The mechanism underlying mini-hepcidin action. Mini-hepcidin is a synthesized polypeptide, analogs to natural hepcidin. It exhibits a high binding affinity to FPN, which could facilitate the latter's internalization and degradation, and thus diminish iron egress from macrophages and hepatocytes and iron uptake through enterocytes.
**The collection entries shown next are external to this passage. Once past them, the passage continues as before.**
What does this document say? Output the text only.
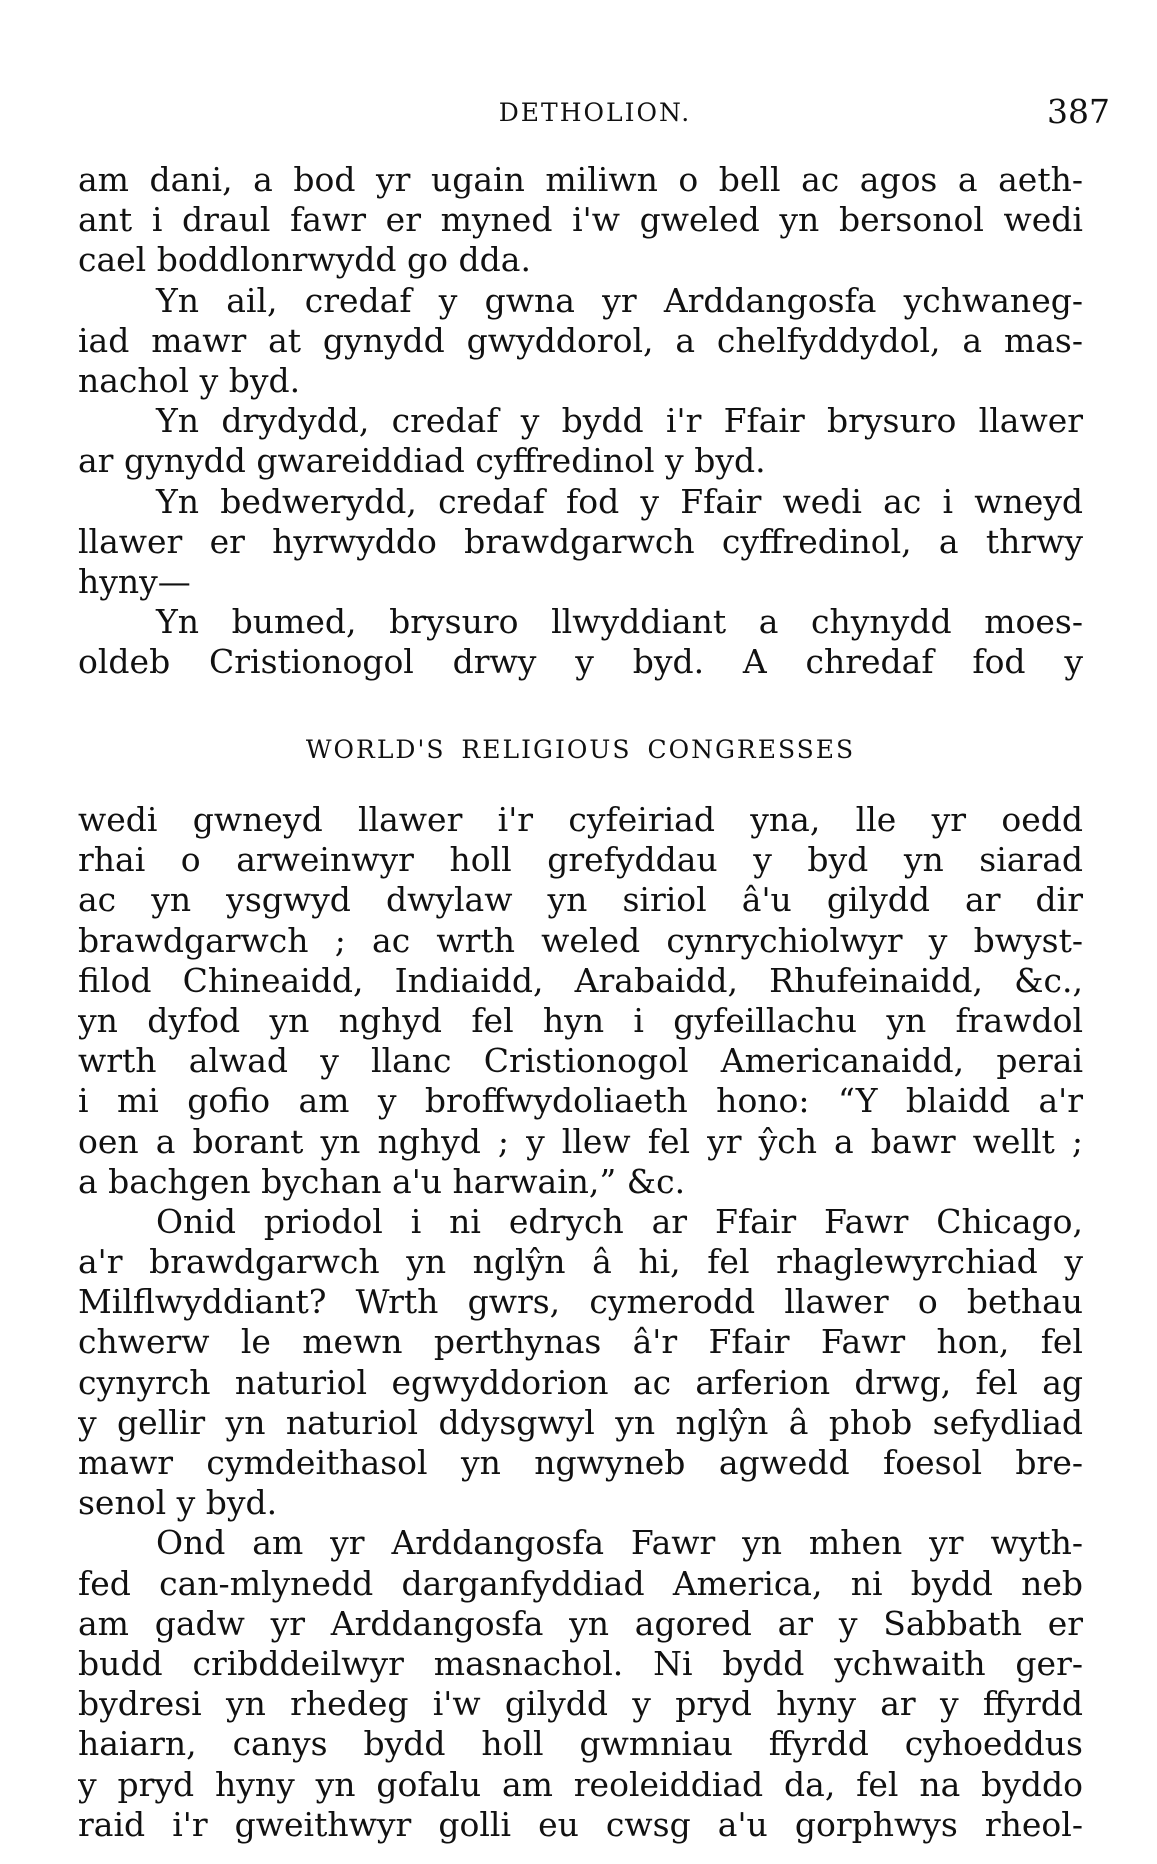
DETHOLION.	387
am dani, a bod yr ugain miliwn o bell ac agos a aeth-
ant i draul fawr er myned i'w gweled yn bersonol wedi
cael boddlonrwydd go dda.
Yn ail, credaf y gwna yr Arddangosfa ychwaneg-
iad mawr at gynydd gwyddorol, a chelfyddydol, a mas-
nachol y byd.
Yn drydydd, credaf y bydd i'r Ffair brysuro llawer
ar gynydd gwareiddiad cyffredinol y byd.
Yn bedwerydd, credaf fod y Ffair wedi ac i wneyd
llawer er hyrwyddo brawdgarwch cyffredinol, a thrwy
hyny—
Yn bumed, brysuro llwyddiant a chynydd moes-
oldeb Cristionogol drwy y byd. A chredaf fod y
WORLD'S RELIGIOUS CONGRESSES
wedi gwneyd llawer i'r cyfeiriad yna, lle yr oedd
rhai o arweinwyr holl grefyddau y byd yn siarad
ac yn ysgwyd dwylaw yn siriol â'u gilydd ar dir
brawdgarwch ; ac wrth weled cynrychiolwyr y bwyst-
filod Chineaidd, Indiaidd, Arabaidd, Rhufeinaidd, &c.,
yn dyfod yn nghyd fel hyn i gyfeillachu yn frawdol
wrth alwad y llanc Cristionogol Americanaidd, perai
i mi gofio am y broffwydoliaeth hono: “Y blaidd a'r
oen a borant yn nghyd ; y llew fel yr ŷch a bawr wellt ;
a bachgen bychan a'u harwain,” &c.
Onid priodol i ni edrych ar Ffair Fawr Chicago,
a'r brawdgarwch yn nglŷn â hi, fel rhaglewyrchiad y
Milflwyddiant? Wrth gwrs, cymerodd llawer o bethau
chwerw le mewn perthynas â'r Ffair Fawr hon, fel
cynyrch naturiol egwyddorion ac arferion drwg, fel ag
y gellir yn naturiol ddysgwyl yn nglŷn â phob sefydliad
mawr cymdeithasol yn ngwyneb agwedd foesol bre-
senol y byd.
Ond am yr Arddangosfa Fawr yn mhen yr wyth-
fed can-mlynedd darganfyddiad America, ni bydd neb
am gadw yr Arddangosfa yn agored ar y Sabbath er
budd cribddeilwyr masnachol. Ni bydd ychwaith ger-
bydresi yn rhedeg i'w gilydd y pryd hyny ar y ffyrdd
haiarn, canys bydd holl gwmniau ffyrdd cyhoeddus
y pryd hyny yn gofalu am reoleiddiad da, fel na byddo
raid i'r gweithwyr golli eu cwsg a'u gorphwys rheol-
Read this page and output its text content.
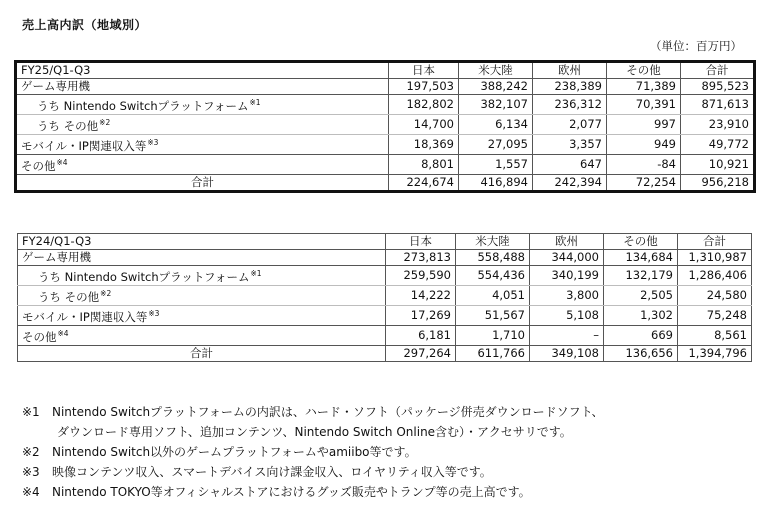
売上高内訳（地域別）
（単位：百万円）
FY25/Q1-Q3	日本	米大陸	欧州	その他	合計
ゲーム専用機	197,503	388,242	238,389	71,389	895,523
うち Nintendo Switchプラットフォーム$^{※1}$	182,802	382,107	236,312	70,391	871,613
うち その他$^{※2}$	14,700	6,134	2,077	997	23,910
モバイル・IP関連収入等$^{※3}$	18,369	27,095	3,357	949	49,772
その他$^{※4}$	8,801	1,557	647	-84	10,921
合計	224,674	416,894	242,394	72,254	956,218
FY24/Q1-Q3	日本	米大陸	欧州	その他	合計
ゲーム専用機	273,813	558,488	344,000	134,684	1,310,987
うち Nintendo Switchプラットフォーム$^{※1}$	259,590	554,436	340,199	132,179	1,286,406
うち その他$^{※2}$	14,222	4,051	3,800	2,505	24,580
モバイル・IP関連収入等$^{※3}$	17,269	51,567	5,108	1,302	75,248
その他$^{※4}$	6,181	1,710	–	669	8,561
合計	297,264	611,766	349,108	136,656	1,394,796
※1 Nintendo Switchプラットフォームの内訳は、ハード・ソフト（パッケージ併売ダウンロードソフト、
ダウンロード専用ソフト、追加コンテンツ、Nintendo Switch Online含む）・アクセサリです。
※2 Nintendo Switch以外のゲームプラットフォームやamiibo等です。
※3 映像コンテンツ収入、スマートデバイス向け課金収入、ロイヤリティ収入等です。
※4 Nintendo TOKYO等オフィシャルストアにおけるグッズ販売やトランプ等の売上高です。
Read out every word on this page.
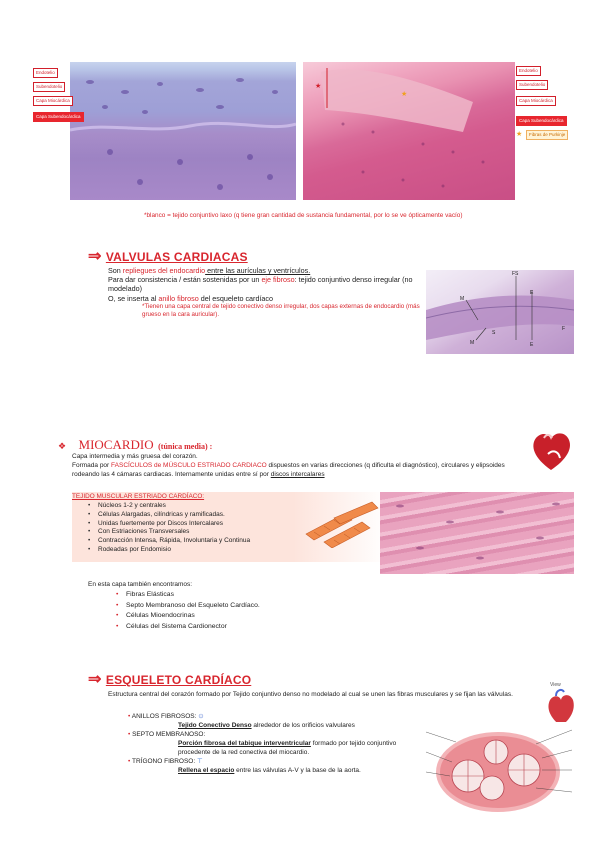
Endotelio
Subendotelio
Capa Miocárdica
Capa Subendocárdica
★
★
Endotelio
Subendotelio
Capa Miocárdica
Capa Subendocárdica
★	Fibras de Purkinje
*blanco = tejido conjuntivo laxo (q tiene gran cantidad de sustancia fundamental, por lo se ve ópticamente vacío)
⇒ VALVULAS CARDIACAS
Son repliegues del endocardio entre las aurículas y ventrículos.
Para dar consistencia / están sostenidas por un eje fibroso: tejido conjuntivo denso irregular (no modelado)
O, se inserta al anillo fibroso del esqueleto cardíaco
*Tienen una capa central de tejido conectivo denso irregular, dos capas externas de endocardio (más grueso en la cara auricular).
FS
E
E
M
M
F
S
❖ MIOCARDIO (túnica media) :
Capa intermedia y más gruesa del corazón.
Formada por FASCÍCULOS de MÚSCULO ESTRIADO CARDIACO dispuestos en varias direcciones (q dificulta el diagnóstico), circulares y elipsoides rodeando las 4 cámaras cardiacas. Internamente unidas entre sí por discos intercalares
TEJIDO MUSCULAR ESTRIADO CARDÍACO:
• Núcleos 1-2 y centrales
• Células Alargadas, cilíndricas y ramificadas.
• Unidas fuertemente por Discos Intercalares
• Con Estriaciones Transversales
• Contracción Intensa, Rápida, Involuntaria y Continua
• Rodeadas por Endomisio
En esta capa también encontramos:
• Fibras Elásticas
• Septo Membranoso del Esqueleto Cardíaco.
• Células Mioendocrinas
• Células del Sistema Cardionector
⇒ ESQUELETO CARDÍACO
Estructura central del corazón formado por Tejido conjuntivo denso no modelado al cual se unen las fibras musculares y se fijan las válvulas.
• ANILLOS FIBROSOS: ⊙
Tejido Conectivo Denso alrededor de los orificios valvulares
• SEPTO MEMBRANOSO:
Porción fibrosa del tabique interventricular formado por tejido conjuntivo procedente de la red conectiva del miocardio.
• TRÍGONO FIBROSO: ⊤
Rellena el espacio entre las válvulas A-V y la base de la aorta.
View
FPN = ferroportin.

FIGURE 4

The mechanism of antisense oligonucleotide for hepcidin induction. TMPRSS6 is a transmembrane protease serine 6, and it cleavages HJV to inactivate the Smad signaling. Antisense oligonucleotide molecules could silence the mRNA of Tmprss6, and then down-regulate the expression of Tmprss6 that functions to increases the stability of HJV. HJV is a part of the complex formed by BMPRs to induce Hamp transcription. BMPR = bone morphogenetic protein receptor, HJV = hemojuvelin.

FIGURE 5

The mechanism by which sHJV.Fc conducts hepcidin suppression. sHJV.Fc is a soluble HJV–Fc fusion protein which can bind to BMPs to prevent the latter's interaction with HJV. HJV is a core composition within the BMP-Smad signaling. The association of sHJV.Fc with BMPs decreases the phosphorylation of Smad1/5/8 and thus reduces Hamp transcription. BMP = bone morphogenetic protein, HJV = hemojuvelin.

FIGURE 6

The mechanism of IL-6 Ab in hepcidin suppression. IL-6-provoked proinflammation effects activate Hamp expression through the Stat3 signaling. Blocking IL-6-activated Stat3 signaling would be an optimal strategy to reduce hepcidin level under inflammation. Tocilizumab is a humanized anti-IL-6R antibody, and it works to inactivate the phosphorylation of Stat3. IL = interleukin.